The report finds that the linkage between PRSPs and the annual budget and Medium-Term Expenditure Frameworks generally remains weak, and that few PRSPs examine macroeconomic trade-offs and how such choices relate to the countries' broader goals. It states, however, that "reported poverty-reducing spending has increased in the 14 PRSP countries where data are available". There continues to be limited evidence of distributional analysis to inform PRSP design in many countries, "but plans for this are gradually being introduced." The report suggests that governments, not the IMF, should lead public discussions of the macroeconomic framework.

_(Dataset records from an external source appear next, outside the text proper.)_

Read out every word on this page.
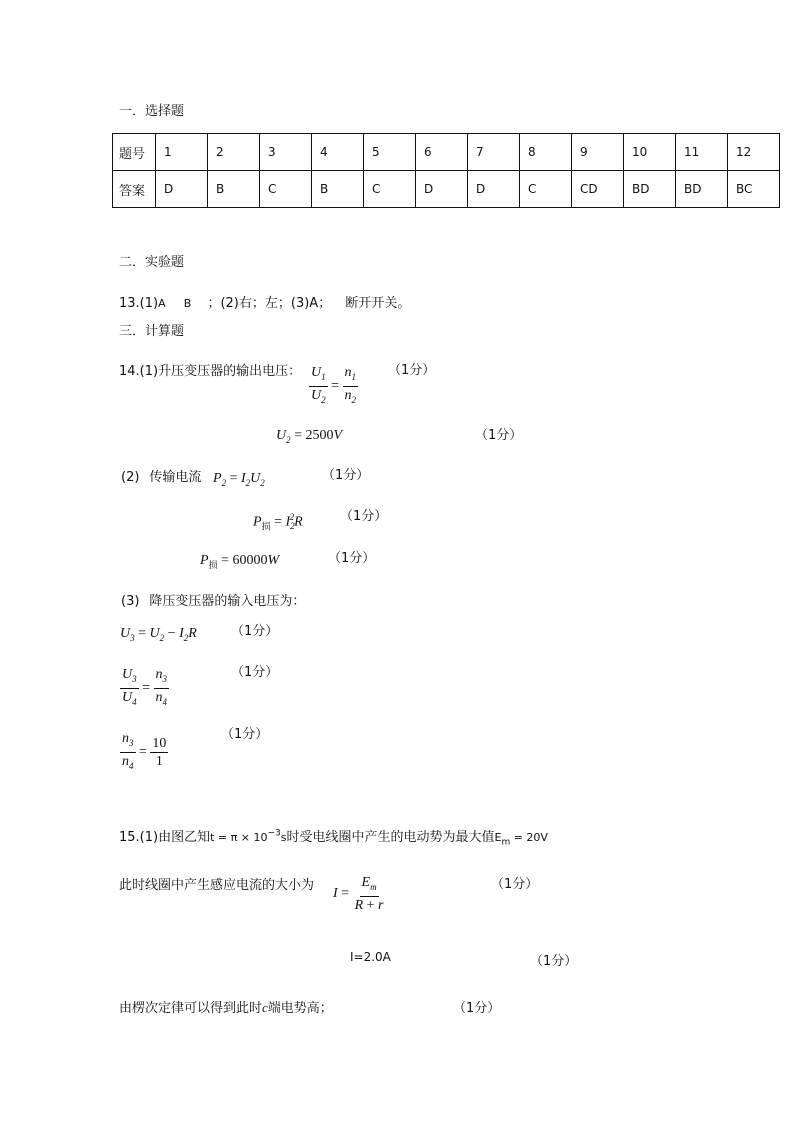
一．选择题
题号	1	2	3	4	5	6	7	8	9	10	11	12
答案	D	B	C	B	C	D	D	C	CD	BD	BD	BC
二．实验题
13.(1)A B ；(2)右；左；(3)A； 断开开关。
三．计算题
14.(1)升压变压器的输出电压： $\frac{U_1}{U_2} = \frac{n_1}{n_2} (1$分）
$U_2 = 2500V$	（1分）
(2) 传输电流 $P_2 = I_2U_2$	（1分）
$P_损 = I_2^2R$	（1分）
$P_损 = 60000W$	（1分）
(3) 降压变压器的输入电压为：
$U_3 = U_2 - I_2R$	（1分）
$\frac{U_3}{U_4} = \frac{n_3}{n_4}$	（1分）
$\frac{n_3}{n_4} = \frac{10}{1}$
（1分）
15.(1)由图乙知$t = \pi \times 10^{-3}s$时受电线圈中产生的电动势为最大值$E_m = 20V$
此时线圈中产生感应电流的大小为
$I = \frac{E_m}{R + r}$	（1分）
I=2.0A	（1分）
由楞次定律可以得到此时c端电势高；	（1分）
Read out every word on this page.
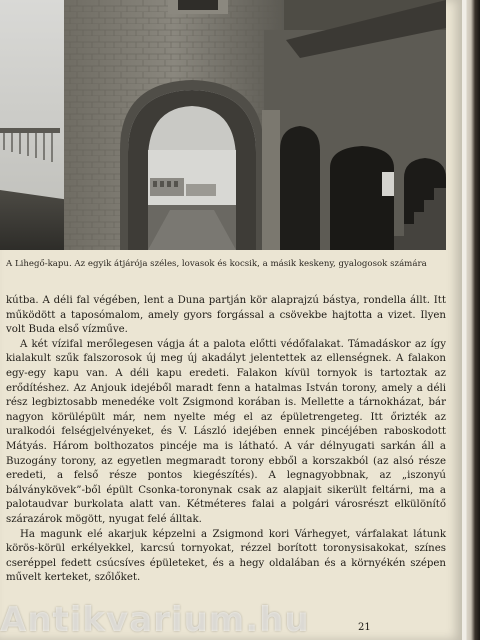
A Lihegő-kapu. Az egyik átjárója széles, lovasok és kocsik, a másik keskeny, gyalogosok számára

kútba. A déli fal végében, lent a Duna partján kör alaprajzú bástya, rondella állt. Itt működött a taposómalom, amely gyors forgással a csövekbe hajtotta a vizet. Ilyen volt Buda első vízműve.

A két vízifal merőlegesen vágja át a palota előtti védőfalakat. Támadáskor az így kialakult szűk falszorosok új meg új akadályt jelentettek az ellenségnek. A falakon egy-egy kapu van. A déli kapu eredeti. Falakon kívül tornyok is tartoztak az erődítéshez. Az Anjouk idejéből maradt fenn a hatalmas István torony, amely a déli rész legbiztosabb menedéke volt Zsigmond korában is. Mellette a tárnokházat, bár nagyon körülépült már, nem nyelte még el az épületrengeteg. Itt őrizték az uralkodói felségjelvényeket, és V. László idejében ennek pincéjében raboskodott Mátyás. Három bolthozatos pincéje ma is látható. A vár délnyugati sarkán áll a Buzogány torony, az egyetlen megmaradt torony ebből a korszakból (az alsó része eredeti, a felső része pontos kiegészítés). A legnagyobbnak, az „iszonyú bálványkövek”-ből épült Csonka-toronynak csak az alapjait sikerült feltárni, ma a palotaudvar burkolata alatt van. Kétméteres falai a polgári városrészt elkülönítő szárazárok mögött, nyugat felé álltak.

Ha magunk elé akarjuk képzelni a Zsigmond kori Várhegyet, várfalakat látunk körös-körül erkélyekkel, karcsú tornyokat, rézzel borított toronysisakokat, színes cseréppel fedett csúcsíves épületeket, és a hegy oldalában és a környékén szépen művelt kerteket, szőlőket.

21
Antikvarium.hu
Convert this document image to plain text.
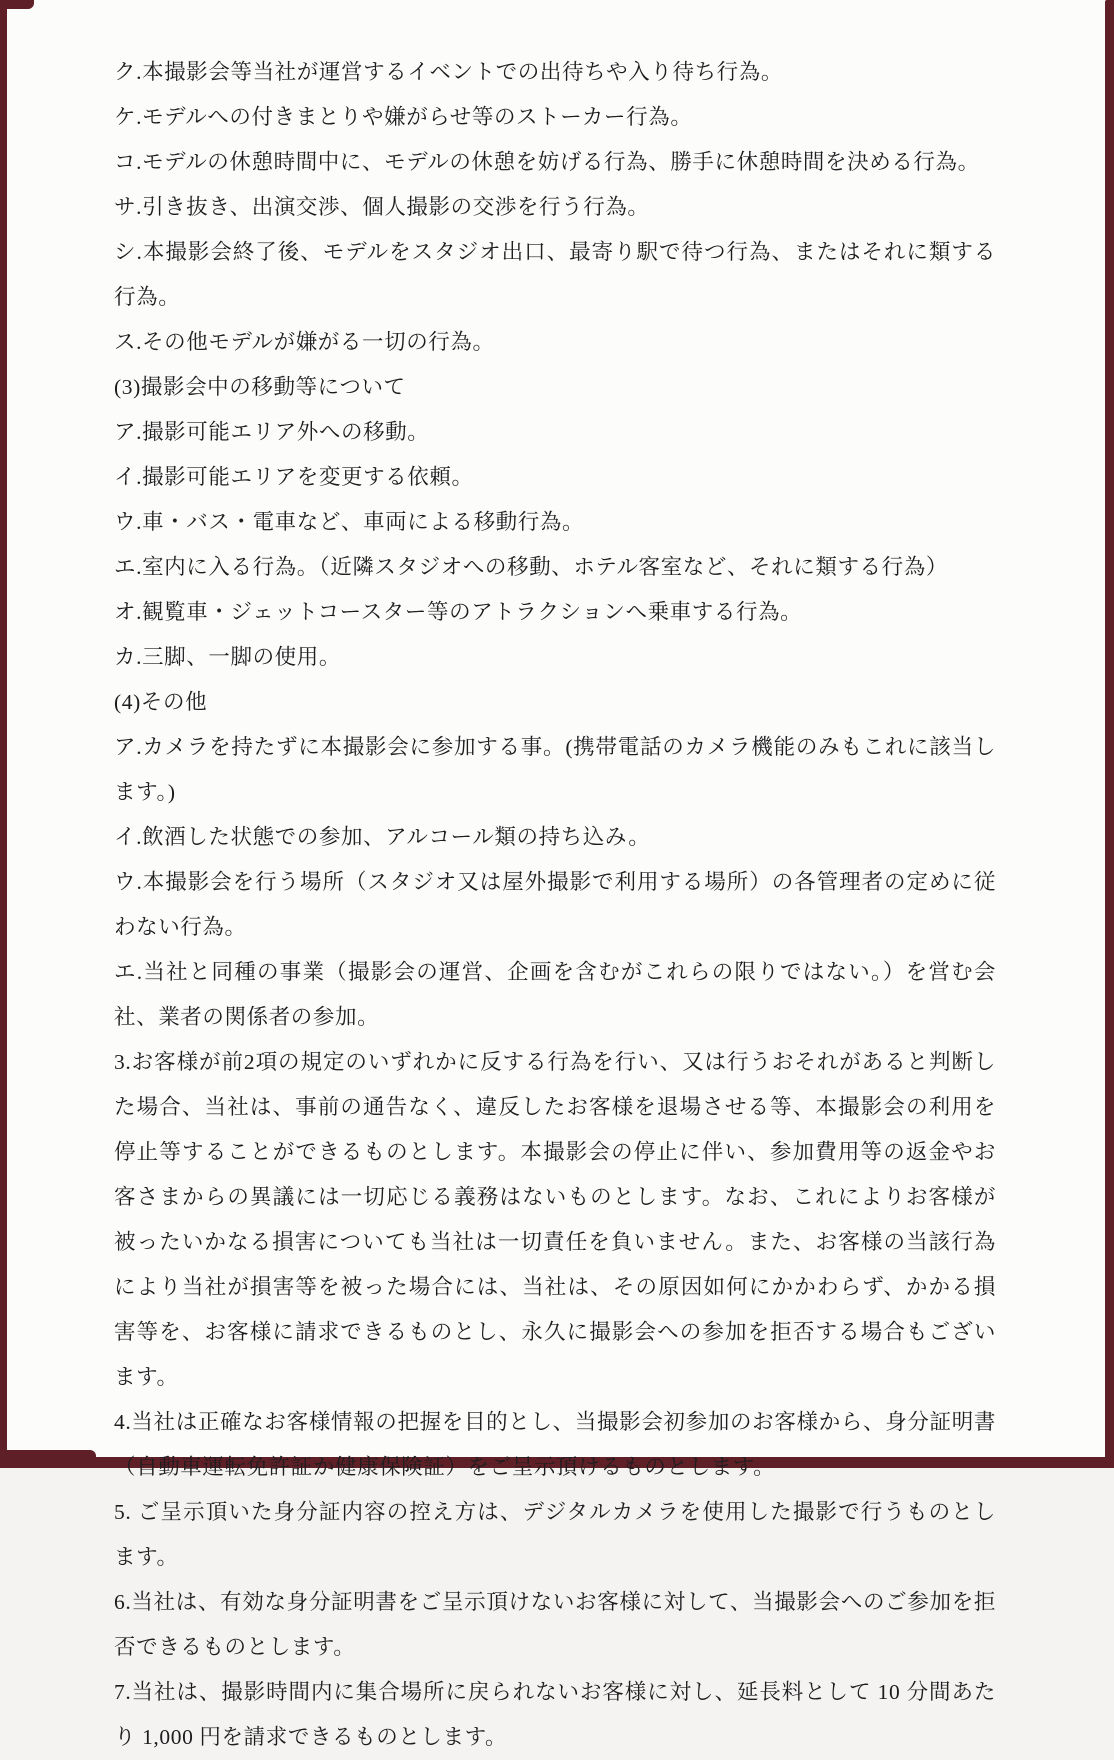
ク.本撮影会等当社が運営するイベントでの出待ちや入り待ち行為。

ケ.モデルへの付きまとりや嫌がらせ等のストーカー行為。

コ.モデルの休憩時間中に、モデルの休憩を妨げる行為、勝手に休憩時間を決める行為。

サ.引き抜き、出演交渉、個人撮影の交渉を行う行為。

シ.本撮影会終了後、モデルをスタジオ出口、最寄り駅で待つ行為、またはそれに類する行為。

ス.その他モデルが嫌がる一切の行為。

(3)撮影会中の移動等について

ア.撮影可能エリア外への移動。

イ.撮影可能エリアを変更する依頼。

ウ.車・バス・電車など、車両による移動行為。

エ.室内に入る行為。（近隣スタジオへの移動、ホテル客室など、それに類する行為）

オ.観覧車・ジェットコースター等のアトラクションへ乗車する行為。

カ.三脚、一脚の使用。

(4)その他

ア.カメラを持たずに本撮影会に参加する事。(携帯電話のカメラ機能のみもこれに該当します。)

イ.飲酒した状態での参加、アルコール類の持ち込み。

ウ.本撮影会を行う場所（スタジオ又は屋外撮影で利用する場所）の各管理者の定めに従わない行為。

エ.当社と同種の事業（撮影会の運営、企画を含むがこれらの限りではない。）を営む会社、業者の関係者の参加。

3.お客様が前2項の規定のいずれかに反する行為を行い、又は行うおそれがあると判断した場合、当社は、事前の通告なく、違反したお客様を退場させる等、本撮影会の利用を停止等することができるものとします。本撮影会の停止に伴い、参加費用等の返金やお客さまからの異議には一切応じる義務はないものとします。なお、これによりお客様が被ったいかなる損害についても当社は一切責任を負いません。また、お客様の当該行為により当社が損害等を被った場合には、当社は、その原因如何にかかわらず、かかる損害等を、お客様に請求できるものとし、永久に撮影会への参加を拒否する場合もございます。

4.当社は正確なお客様情報の把握を目的とし、当撮影会初参加のお客様から、身分証明書（自動車運転免許証か健康保険証）をご呈示頂けるものとします。

5. ご呈示頂いた身分証内容の控え方は、デジタルカメラを使用した撮影で行うものとします。

6.当社は、有効な身分証明書をご呈示頂けないお客様に対して、当撮影会へのご参加を拒否できるものとします。

7.当社は、撮影時間内に集合場所に戻られないお客様に対し、延長料として 10 分間あたり 1,000 円を請求できるものとします。
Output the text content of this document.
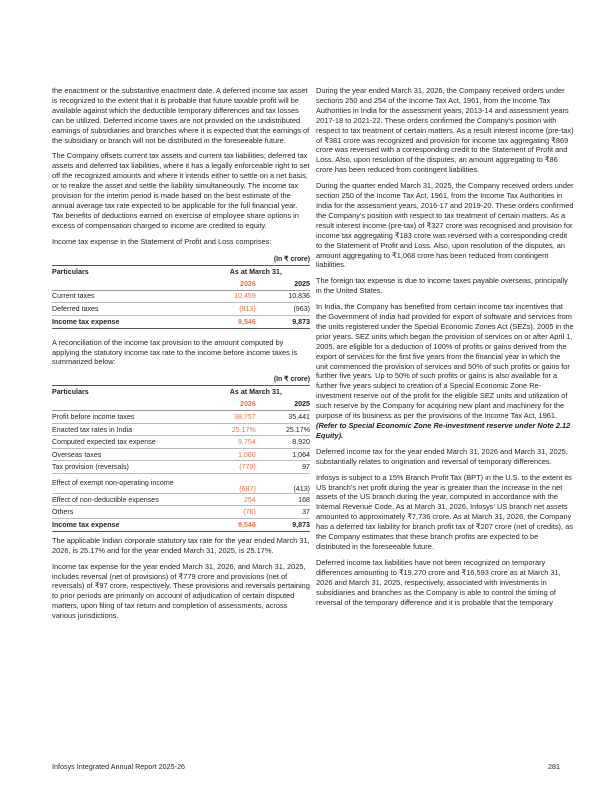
the enactment or the substantive enactment date. A deferred income tax asset is recognized to the extent that it is probable that future taxable profit will be available against which the deductible temporary differences and tax losses can be utilized. Deferred income taxes are not provided on the undistributed earnings of subsidiaries and branches where it is expected that the earnings of the subsidiary or branch will not be distributed in the foreseeable future.

The Company offsets current tax assets and current tax liabilities; deferred tax assets and deferred tax liabilities, where it has a legally enforceable right to set off the recognized amounts and where it intends either to settle on a net basis, or to realize the asset and settle the liability simultaneously. The income tax provision for the interim period is made based on the best estimate of the annual average tax rate expected to be applicable for the full financial year. Tax benefits of deductions earned on exercise of employee share options in excess of compensation charged to income are credited to equity.

Income tax expense in the Statement of Profit and Loss comprises:

(In ₹ crore)		
Particulars	As at March 31,	
	2026	2025
Current taxes	10,459	10,836
Deferred taxes	(913)	(963)
Income tax expense	9,546	9,873

A reconciliation of the income tax provision to the amount computed by applying the statutory income tax rate to the income before income taxes is summarized below:

(In ₹ crore)		
Particulars	As at March 31,	
	2026	2025
Profit before income taxes	38,757	35,441
Enacted tax rates in India	25.17%	25.17%
Computed expected tax expense	9,754	8,920
Overseas taxes	1,080	1,064
Tax provision (reversals)	(779)	97
Effect of exempt non-operating income	(687)	(413)
Effect of non-deductible expenses	254	168
Others	(76)	37
Income tax expense	9,546	9,873

The applicable Indian corporate statutory tax rate for the year ended March 31, 2026, is 25.17% and for the year ended March 31, 2025, is 25.17%.

Income tax expense for the year ended March 31, 2026, and March 31, 2025, includes reversal (net of provisions) of ₹779 crore and provisions (net of reversals) of ₹97 crore, respectively. These provisions and reversals pertaining to prior periods are primarily on account of adjudication of certain disputed matters, upon filing of tax return and completion of assessments, across various jurisdictions.

During the year ended March 31, 2026, the Company received orders under sections 250 and 254 of the Income Tax Act, 1961, from the Income Tax Authorities in India for the assessment years, 2013-14 and assessment years 2017-18 to 2021-22. These orders confirmed the Company's position with respect to tax treatment of certain matters. As a result interest income (pre-tax) of ₹381 crore was recognized and provision for income tax aggregating ₹869 crore was reversed with a corresponding credit to the Statement of Profit and Loss. Also, upon resolution of the disputes, an amount aggregating to ₹86 crore has been reduced from contingent liabilities.

During the quarter ended March 31, 2025, the Company received orders under section 250 of the Income Tax Act, 1961, from the Income Tax Authorities in India for the assessment years, 2016-17 and 2019-20. These orders confirmed the Company's position with respect to tax treatment of certain matters. As a result interest income (pre-tax) of ₹327 crore was recognised and provision for income tax aggregating ₹183 crore was reversed with a corresponding credit to the Statement of Profit and Loss. Also, upon resolution of the disputes, an amount aggregating to ₹1,068 crore has been reduced from contingent liabilities.

The foreign tax expense is due to income taxes payable overseas, principally in the United States.

In India, the Company has benefited from certain income tax incentives that the Government of India had provided for export of software and services from the units registered under the Special Economic Zones Act (SEZs), 2005 in the prior years. SEZ units which began the provision of services on or after April 1, 2005, are eligible for a deduction of 100% of profits or gains derived from the export of services for the first five years from the financial year in which the unit commenced the provision of services and 50% of such profits or gains for further five years. Up to 50% of such profits or gains is also available for a further five years subject to creation of a Special Economic Zone Re-investment reserve out of the profit for the eligible SEZ units and utilization of such reserve by the Company for acquiring new plant and machinery for the purpose of its business as per the provisions of the Income Tax Act, 1961. (Refer to Special Economic Zone Re-investment reserve under Note 2.12 Equity).

Deferred income tax for the year ended March 31, 2026 and March 31, 2025, substantially relates to origination and reversal of temporary differences.

Infosys is subject to a 15% Branch Profit Tax (BPT) in the U.S. to the extent its US branch's net profit during the year is greater than the increase in the net assets of the US branch during the year, computed in accordance with the Internal Revenue Code. As at March 31, 2026, Infosys' US branch net assets amounted to approximately ₹7,736 crore. As at March 31, 2026, the Company has a deferred tax liability for branch profit tax of ₹207 crore (net of credits), as the Company estimates that these branch profits are expected to be distributed in the foreseeable future.

Deferred income tax liabilities have not been recognized on temporary differences amounting to ₹19,270 crore and ₹16,593 crore as at March 31, 2026 and March 31, 2025, respectively, associated with investments in subsidiaries and branches as the Company is able to control the timing of reversal of the temporary difference and it is probable that the temporary

Infosys Integrated Annual Report 2025-26	281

"The treatment of trade issues is symptomatic of the weak links in many PRSPs between overall strategic goals and priority public actions. Most trade-related measures are formulated in general terms, without clearly specifying the timetable or the need for complementary actions. While the coverage of trade issues has improved over time, these are still not always clearly identified, integrated with other reform policies, or linked explicitly to growth (e.g., Sri Lanka and Senegal). There is little consideration of the distributive implications of trade policy". The report sets out Cambodia as a rare case where risks associated with multilateral liberalisation were analysed, and proposals made to carefully sequence the reduction of rice import tariffs. And in Vietnam analysts are considering the impact of trade liberalization on women. It concludes, though, that "none of the PRSPs presents an explicit poverty impact analysis or considers safety net arrangements."

The Development Committee of ministers, which considered this paper at the September Bank/Fund Annual Meetings, agreed that: "PRSPs are charged with multiple and sometimes competing objectives and the challenge now is to achieve successful implementation." Among other ways forward, the Committee emphasized donor alignment and harmonisation around national strategies and asked the Bank and the Fund to respond to requests for assistance from countries undertaking Poverty and Social Impact Analyses and developing alternative scenarios to meet the MDGs. Some ministers noted, however, that the PRSP process has become unwieldy, slow to adjust to shocks that invalidate projections in the strategy, and too distant from expenditure decision and budgetary processes. These issues are being further examined in the joint evaluation of PRSPs by the World Bank's Operations Evaluation Department and the IMF's Independent Evaluation Office which is expected in the first quarter of 2004.